This second installment of our series on growth themes is particularly timely. On August 2nd, Time Warner Cable (TWC) stopped airing CBS and its various networks, including Showtime, in three major metropolitan markets including Los Angeles, New York, and Dallas. While the details of the dispute are somewhat technical and still not resolved, at issue is the value of the content that CBS produces. Redwood believes that CBS has the upper hand as content is more valuable than distribution. We believe that viewers are more concerned about watching the NFL, March Madness or Homeland than the provider of the content. As a result, the value of quality media content will continue to rise, driven by scarcity of supply, new competitive business models in distribution, and burgeoning international interest in American entertainment.
Retransmission and Reverse Compensation
Retransmission fees are paid by cable operators to broadcast networks for the right to carry their channels. Reverse compensation is paid by the operators of television stations to their affiliated broadcast networks for the right to affiliate with the broadcaster, and to carry their primetime content. According to SNL Kagan, total retransmission and reverse compensation for CBS, NBC, Fox, and ABC is expected to reach $1.3B in 2015, from just $23M in 2010, which represents a 224% compound annual growth rate. These are high-margin revenue dollars given the lack of incremental costs associated with the payments. The size of this revenue opportunity highlights the value that content creators bring to the media ecosystem.

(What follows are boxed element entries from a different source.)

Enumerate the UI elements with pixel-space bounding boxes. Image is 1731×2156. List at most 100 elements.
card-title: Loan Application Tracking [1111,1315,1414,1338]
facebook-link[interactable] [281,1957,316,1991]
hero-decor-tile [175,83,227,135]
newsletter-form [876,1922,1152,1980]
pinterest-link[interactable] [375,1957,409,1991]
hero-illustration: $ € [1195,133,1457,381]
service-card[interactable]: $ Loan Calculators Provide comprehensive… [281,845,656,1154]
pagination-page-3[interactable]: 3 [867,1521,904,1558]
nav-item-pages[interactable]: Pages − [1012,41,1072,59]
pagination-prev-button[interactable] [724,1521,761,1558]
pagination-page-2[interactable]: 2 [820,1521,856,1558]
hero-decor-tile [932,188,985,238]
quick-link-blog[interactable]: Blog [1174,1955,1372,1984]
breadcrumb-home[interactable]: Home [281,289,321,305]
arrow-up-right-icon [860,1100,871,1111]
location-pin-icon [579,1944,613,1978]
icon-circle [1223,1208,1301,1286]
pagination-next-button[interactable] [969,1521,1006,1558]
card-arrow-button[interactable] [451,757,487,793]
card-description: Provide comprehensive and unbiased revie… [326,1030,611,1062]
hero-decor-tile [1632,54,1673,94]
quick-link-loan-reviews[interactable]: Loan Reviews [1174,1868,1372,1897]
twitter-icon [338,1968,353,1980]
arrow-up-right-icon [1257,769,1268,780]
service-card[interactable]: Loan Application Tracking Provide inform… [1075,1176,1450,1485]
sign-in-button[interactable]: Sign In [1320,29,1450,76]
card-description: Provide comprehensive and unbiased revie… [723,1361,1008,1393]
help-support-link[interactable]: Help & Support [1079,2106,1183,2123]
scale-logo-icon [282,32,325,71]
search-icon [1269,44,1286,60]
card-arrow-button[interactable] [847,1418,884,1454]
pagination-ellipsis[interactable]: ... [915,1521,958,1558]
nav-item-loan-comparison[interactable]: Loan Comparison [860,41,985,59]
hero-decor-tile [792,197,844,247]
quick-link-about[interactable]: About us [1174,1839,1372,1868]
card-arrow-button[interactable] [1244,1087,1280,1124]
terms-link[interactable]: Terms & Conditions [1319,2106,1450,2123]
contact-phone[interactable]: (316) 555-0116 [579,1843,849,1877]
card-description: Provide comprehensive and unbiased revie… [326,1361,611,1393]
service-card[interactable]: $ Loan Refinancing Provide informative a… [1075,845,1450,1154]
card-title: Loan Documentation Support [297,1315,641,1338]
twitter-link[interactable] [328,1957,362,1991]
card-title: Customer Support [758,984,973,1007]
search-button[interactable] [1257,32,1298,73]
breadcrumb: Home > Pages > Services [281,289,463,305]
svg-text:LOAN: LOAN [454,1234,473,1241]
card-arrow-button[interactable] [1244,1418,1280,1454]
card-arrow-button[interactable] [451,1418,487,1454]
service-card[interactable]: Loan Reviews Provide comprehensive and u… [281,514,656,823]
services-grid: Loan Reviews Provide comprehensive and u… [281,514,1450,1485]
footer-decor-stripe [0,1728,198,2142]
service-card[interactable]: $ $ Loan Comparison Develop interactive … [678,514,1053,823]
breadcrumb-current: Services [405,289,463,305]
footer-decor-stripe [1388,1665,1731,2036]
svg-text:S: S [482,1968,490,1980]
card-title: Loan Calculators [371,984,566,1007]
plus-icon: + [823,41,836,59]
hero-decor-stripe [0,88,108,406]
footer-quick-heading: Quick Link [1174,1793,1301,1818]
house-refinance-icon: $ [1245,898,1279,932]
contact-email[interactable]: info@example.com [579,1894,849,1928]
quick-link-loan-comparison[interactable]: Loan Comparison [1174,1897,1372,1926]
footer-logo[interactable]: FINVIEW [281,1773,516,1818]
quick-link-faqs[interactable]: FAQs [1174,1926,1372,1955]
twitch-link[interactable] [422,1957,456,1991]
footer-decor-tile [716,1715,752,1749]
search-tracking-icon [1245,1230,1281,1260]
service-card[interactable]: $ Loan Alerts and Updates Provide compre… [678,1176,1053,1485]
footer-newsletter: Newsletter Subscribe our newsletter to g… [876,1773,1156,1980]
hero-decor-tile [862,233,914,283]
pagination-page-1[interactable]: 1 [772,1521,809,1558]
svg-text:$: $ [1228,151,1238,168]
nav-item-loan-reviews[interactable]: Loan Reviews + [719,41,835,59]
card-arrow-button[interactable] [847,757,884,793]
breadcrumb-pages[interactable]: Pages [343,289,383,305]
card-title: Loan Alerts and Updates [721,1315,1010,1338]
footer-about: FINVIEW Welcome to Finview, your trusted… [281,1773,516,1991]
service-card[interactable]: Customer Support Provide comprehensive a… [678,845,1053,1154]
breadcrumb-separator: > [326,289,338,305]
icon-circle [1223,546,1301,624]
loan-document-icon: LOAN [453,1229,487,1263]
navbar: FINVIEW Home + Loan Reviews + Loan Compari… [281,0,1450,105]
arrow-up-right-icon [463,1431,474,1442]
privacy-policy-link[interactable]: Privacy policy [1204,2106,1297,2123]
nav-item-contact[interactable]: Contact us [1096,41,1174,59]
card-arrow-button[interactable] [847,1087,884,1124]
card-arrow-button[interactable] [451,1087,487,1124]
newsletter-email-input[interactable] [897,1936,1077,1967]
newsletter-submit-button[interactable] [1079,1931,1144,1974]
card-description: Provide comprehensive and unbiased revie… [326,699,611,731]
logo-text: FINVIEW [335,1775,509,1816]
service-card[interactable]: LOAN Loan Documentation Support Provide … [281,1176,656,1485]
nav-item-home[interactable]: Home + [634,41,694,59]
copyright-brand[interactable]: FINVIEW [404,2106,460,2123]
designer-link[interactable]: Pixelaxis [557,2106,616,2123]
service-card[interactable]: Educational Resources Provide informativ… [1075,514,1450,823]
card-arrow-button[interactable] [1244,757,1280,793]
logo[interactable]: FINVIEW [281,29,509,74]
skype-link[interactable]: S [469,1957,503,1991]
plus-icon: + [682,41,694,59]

Subscription Video on Demand (SVOD)
SVOD providers, such as Netflix, Amazon Prime and Hulu, have built large memberships and command significant viewing minutes. In fact, Netflix accounts for a staggering 32% of nightly internet traffic in the U.S. SVOD providers have emerged as primary new buyers of shows and movies from content owners and creators. For example, CBS recently signed a deal with Amazon’s Prime service to air episodes of their new drama “Under the Dome” shortly after the episode airs live on their broadcast network. Deals like these are a new revenue stream for content creators, who historically gave their content to cable operators in exchange for a share of the advertising revenue that their shows generated. Prior to the emergence of SVOD providers, old shows were either sold in syndication to a cable network or left to gather dust on a library shelf. Today, CBS and others have sold streaming rights to much of their content libraries to new SVOD providers, generating new, high-margin dollars of revenue.
The international appetite for U.S. content has also inflected positively. Companies like Discovery Communications, which owns 162 stations globally including the Discovery Channel, TLC, Investigation Discovery, and the Military Channel, as well as a partial stake in OWN (the Oprah Winfrey Network), have built significant subscriber bases abroad. Discovery claims to reach more than two billion subscribers in 223 countries and territories. International markets benefit from less mature pay-TV industries, relative under-investment by advertisers in TV advertising, and secular growth in the number of subscribers as emerging middle classes drive TV purchases and cable subscribers. This outsized international growth is reflected in Discovery’s 2012 currency-neutral international growth rates: advertising was up 18%, distribution fees grew 15%, and viewership expanded 25%. International demand for U.S. content has also led to an explosion in the number of movie theatres and in ticket sales, especially in countries like Russia and China.
While TWC and CBS are likely to continue their standoff for several days or weeks, the opportunity for content owners to capitalize on these industry trends by monetizing their assets more effectively is significant, and in the early stages. Continued innovation in technologies and business models will make Media a dynamic industry for years to come.
Disclosure: Some Redwood clients own the following companies, CBS, LGF, DISCA, and CMCSA (NBC) as of 8/30/2013. No Redwood clients own any of the following companies, DIS (ABC), FOXA (FOX), TWC, AMZN, and NFLX as of 8/30/2013.